Avoidance is the child of Denial. We keep busy, psychologically hiding behind to-do lists, appointments, Netflix binges—you name it. It is human nature to avoid the uncomfortable and downright painful. But I’ve learned firsthand, the only way out is through. Those little, seemingly innocuous avoidance behaviors are like spiderwebs, gossamer thin individually, but overwhelmingly powerful as an intricate whole that you can’t untangle yourself from. Avoidance is the spiritual equivalent of those Chinese finger tricks: the more we fight to avoid the pain of our past, the stronger the spiritual and physical hold on us.
According to author and teacher, Byron Katie, when we are bravely willing to examine the terrain of pain, we are also liberating ourselves. She offers four simple yet powerful soul-provoking questions:
“Is it true?”
“Can you absolutely know that it’s true?”
“How do you react, what happens, when you believe that thought?

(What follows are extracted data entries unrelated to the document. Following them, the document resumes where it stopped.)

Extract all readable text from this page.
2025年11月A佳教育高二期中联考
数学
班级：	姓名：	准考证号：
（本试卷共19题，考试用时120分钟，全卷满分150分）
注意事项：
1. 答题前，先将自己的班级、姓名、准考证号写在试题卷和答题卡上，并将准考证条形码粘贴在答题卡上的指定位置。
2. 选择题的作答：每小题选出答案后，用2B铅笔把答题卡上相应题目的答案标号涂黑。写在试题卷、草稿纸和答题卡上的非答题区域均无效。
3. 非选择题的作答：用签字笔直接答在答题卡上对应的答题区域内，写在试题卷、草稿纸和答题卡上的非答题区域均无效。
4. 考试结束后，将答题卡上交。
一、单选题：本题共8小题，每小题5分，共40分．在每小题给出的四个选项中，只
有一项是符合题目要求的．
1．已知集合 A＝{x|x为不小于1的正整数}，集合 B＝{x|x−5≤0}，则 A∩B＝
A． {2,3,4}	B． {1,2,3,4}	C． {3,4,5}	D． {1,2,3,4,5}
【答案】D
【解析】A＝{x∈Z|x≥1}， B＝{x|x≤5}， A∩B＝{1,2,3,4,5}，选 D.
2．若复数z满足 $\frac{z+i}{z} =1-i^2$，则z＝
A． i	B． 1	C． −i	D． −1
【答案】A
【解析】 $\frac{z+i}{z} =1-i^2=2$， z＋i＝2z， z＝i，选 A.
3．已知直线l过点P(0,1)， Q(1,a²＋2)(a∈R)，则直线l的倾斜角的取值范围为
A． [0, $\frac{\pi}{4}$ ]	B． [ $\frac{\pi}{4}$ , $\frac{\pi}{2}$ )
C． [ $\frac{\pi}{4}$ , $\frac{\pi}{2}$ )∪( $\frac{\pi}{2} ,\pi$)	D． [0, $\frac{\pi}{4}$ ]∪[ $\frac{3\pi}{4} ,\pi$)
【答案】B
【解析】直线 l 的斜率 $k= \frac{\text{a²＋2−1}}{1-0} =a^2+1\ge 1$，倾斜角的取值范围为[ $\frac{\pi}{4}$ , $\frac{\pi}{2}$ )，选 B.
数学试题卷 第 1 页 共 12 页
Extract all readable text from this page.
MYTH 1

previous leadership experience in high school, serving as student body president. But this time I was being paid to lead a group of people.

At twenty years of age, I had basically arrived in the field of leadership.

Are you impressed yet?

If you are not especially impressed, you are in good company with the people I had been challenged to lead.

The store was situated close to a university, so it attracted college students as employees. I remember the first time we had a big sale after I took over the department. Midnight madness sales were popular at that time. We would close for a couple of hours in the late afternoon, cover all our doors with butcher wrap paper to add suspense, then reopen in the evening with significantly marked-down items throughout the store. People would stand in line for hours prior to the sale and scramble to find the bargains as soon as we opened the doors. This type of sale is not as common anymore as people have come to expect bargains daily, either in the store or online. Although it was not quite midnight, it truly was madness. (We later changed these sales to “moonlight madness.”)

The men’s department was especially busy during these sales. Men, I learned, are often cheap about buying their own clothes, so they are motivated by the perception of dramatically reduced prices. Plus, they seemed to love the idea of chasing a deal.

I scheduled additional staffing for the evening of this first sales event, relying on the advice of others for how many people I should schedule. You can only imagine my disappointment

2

“Who would you be without that thought?”
When I was twenty-six, my husband died. For years, my denial, not over his death, but over my feelings surrounding his death, were too painful to bear. In Judaism, when someone passes, there is a formalized mourning period known as Shiva. The immediate family of the deceased is not meant to do anything but mourn. Mirrors are covered. Food is brought to the mourning family. There are no distractions from the loss. The Shiva provides a way through the pain.
Unfortunately, I didn’t sit shiva or sit at all with my pain. I returned to work within a week, started dating, dancing, doing anything and everything to keep myself busy, busy, busy. The idea of sitting alone with my thoughts terrified me. My avoidance took the form of a jam-packed schedule, running to the brink of exhaustion, my M.O.
Fast forward to today, and I am a woman who misses the young man who was my sweet and thoughtful husband. It took facing my fear, asking questions like the ones above from the wise Byron Katie to begin healing. I went from avoiding the pain to embracing it and finally, made peace with my beautiful husband.
Our relationships, all of them, are an opportunity for us to know ourselves better. Once I embraced the pain of losing my husband, I was able to embrace myself in a way that rendered me more grounded and comfortable in my skin than before I even knew him.